TÉLÉRAMA, Marine Landrot, mercredi 14 décembre 2022


Des chutes du tissu de son passé, lambeaux chamarrés de la Géorgie familiale ou pelotes en fuite des amitiés qui se délitent, Kéthévane Davrichewy a toujours fabriqué de beaux patchworks romanesques. L’Autre Joseph, La Mer noireLes Séparées… ses livres sont des couvertures de survie savamment cousues, dont les techniques de confection continuent de garder une part de secret. Comment cette autrice parvient-elle à un rendu si doux, avec une écriture aux bords si tranchants ?

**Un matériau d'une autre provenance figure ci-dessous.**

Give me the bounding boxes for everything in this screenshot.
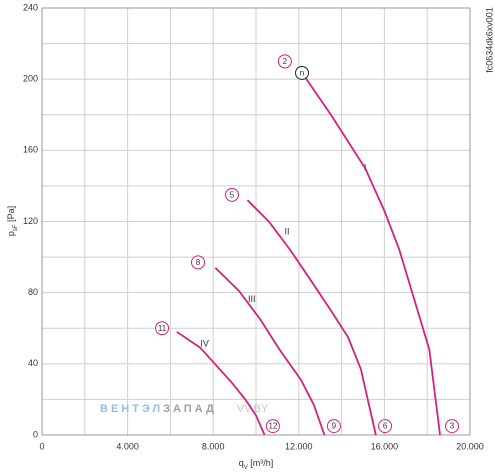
- watermark-c: VV.BY: [237, 403, 269, 415]
- operating-point: [378, 419, 393, 434]
- operating-point: [265, 419, 280, 434]
- operating-point: [295, 65, 310, 80]
- x-label-main: q: [239, 458, 244, 468]
- chart-code: fc0634dk6xv001: [484, 7, 494, 73]
- y-tick-label: 80: [28, 287, 38, 297]
- watermark-b: ЗАПАД: [163, 403, 217, 415]
- curve-label: I: [364, 163, 367, 173]
- curve-label: III: [248, 294, 256, 304]
- operating-point-label: 3: [450, 422, 455, 431]
- operating-point-label: 11: [158, 324, 167, 333]
- y-label-sub: sF: [13, 224, 19, 231]
- operating-point-label: 2: [283, 57, 288, 66]
- operating-point: [225, 187, 240, 202]
- y-tick-label: 160: [23, 145, 38, 155]
- x-tick-label: 4.000: [116, 441, 139, 451]
- curve-label: IV: [200, 339, 209, 349]
- x-tick-label: 0: [39, 441, 44, 451]
- x-axis-label: qV [m³/h]: [239, 458, 274, 470]
- watermark-a: ВЕНТЭЛ: [100, 403, 163, 415]
- x-tick-label: 20.000: [456, 441, 484, 451]
- operating-point-label: n: [300, 69, 304, 78]
- y-label-main: p: [6, 231, 16, 236]
- operating-point-label: 9: [332, 422, 337, 431]
- y-tick-label: 120: [23, 216, 38, 226]
- grid: [41, 7, 471, 436]
- operating-point-label: 5: [230, 190, 235, 199]
- fan-curve: [246, 199, 377, 436]
- y-tick-label: 200: [23, 74, 38, 84]
- operating-point: [445, 419, 460, 434]
- fan-curve: [214, 267, 326, 436]
- x-label-sub: V: [244, 465, 248, 471]
- operating-point-label: 6: [383, 422, 388, 431]
- plot-frame: [41, 7, 471, 436]
- y-tick-label: 40: [28, 358, 38, 368]
- x-tick-label: 12.000: [285, 441, 313, 451]
- operating-point: [326, 419, 341, 434]
- operating-point: [191, 255, 206, 270]
- y-tick-label: 0: [33, 429, 38, 439]
- y-axis-label: psF [Pa]: [6, 206, 18, 236]
- curve-label: II: [285, 227, 290, 237]
- x-label-unit: [m³/h]: [248, 458, 274, 468]
- operating-point: [155, 321, 170, 336]
- x-tick-label: 16.000: [371, 441, 399, 451]
- fan-curve: [176, 331, 266, 436]
- y-tick-label: 240: [23, 2, 38, 12]
- fan-curve: [304, 76, 441, 436]
- watermark: ВЕНТЭЛЗАПАД VV.BY: [100, 403, 269, 415]
- operating-point-label: 8: [196, 258, 201, 267]
- operating-point: [277, 54, 292, 69]
- x-tick-label: 8.000: [202, 441, 225, 451]
- operating-point-label: 12: [268, 422, 277, 431]
- y-label-unit: [Pa]: [6, 206, 16, 225]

Nous nous aimions, dit le titre de son nouveau roman. Tout est dans le passé de ce verbe, qui constate un temps révolu, mais refuse d’acter l’irrémédiable. Le livre observe les agissements du désamour, qui partout creuse son sillon, dans les fratries, entre les amies, divisant femme et mari, mère et fille. Kéthévane Davrichewy a l’art de sonder les arrière-pensées silencieuses, celles qui nourrissent des rêves de liberté, mais aussi celles qui préservent l’ultime dignité face aux humiliations, comme dans son magnifique chapitre d’ouverture où deux fillettes en transit à l’aéroport de Moscou subissent le sadisme de douanières envieuses de leur exil en France. Ces deux enfants vont grandir, par à-coups, par accrocs, tout en maintenant un semblant de fluidité. Le roman célèbre leur combat inconscient pour faire tomber une lettre dans le titre, et que le « Nous nous aimons » triomphe.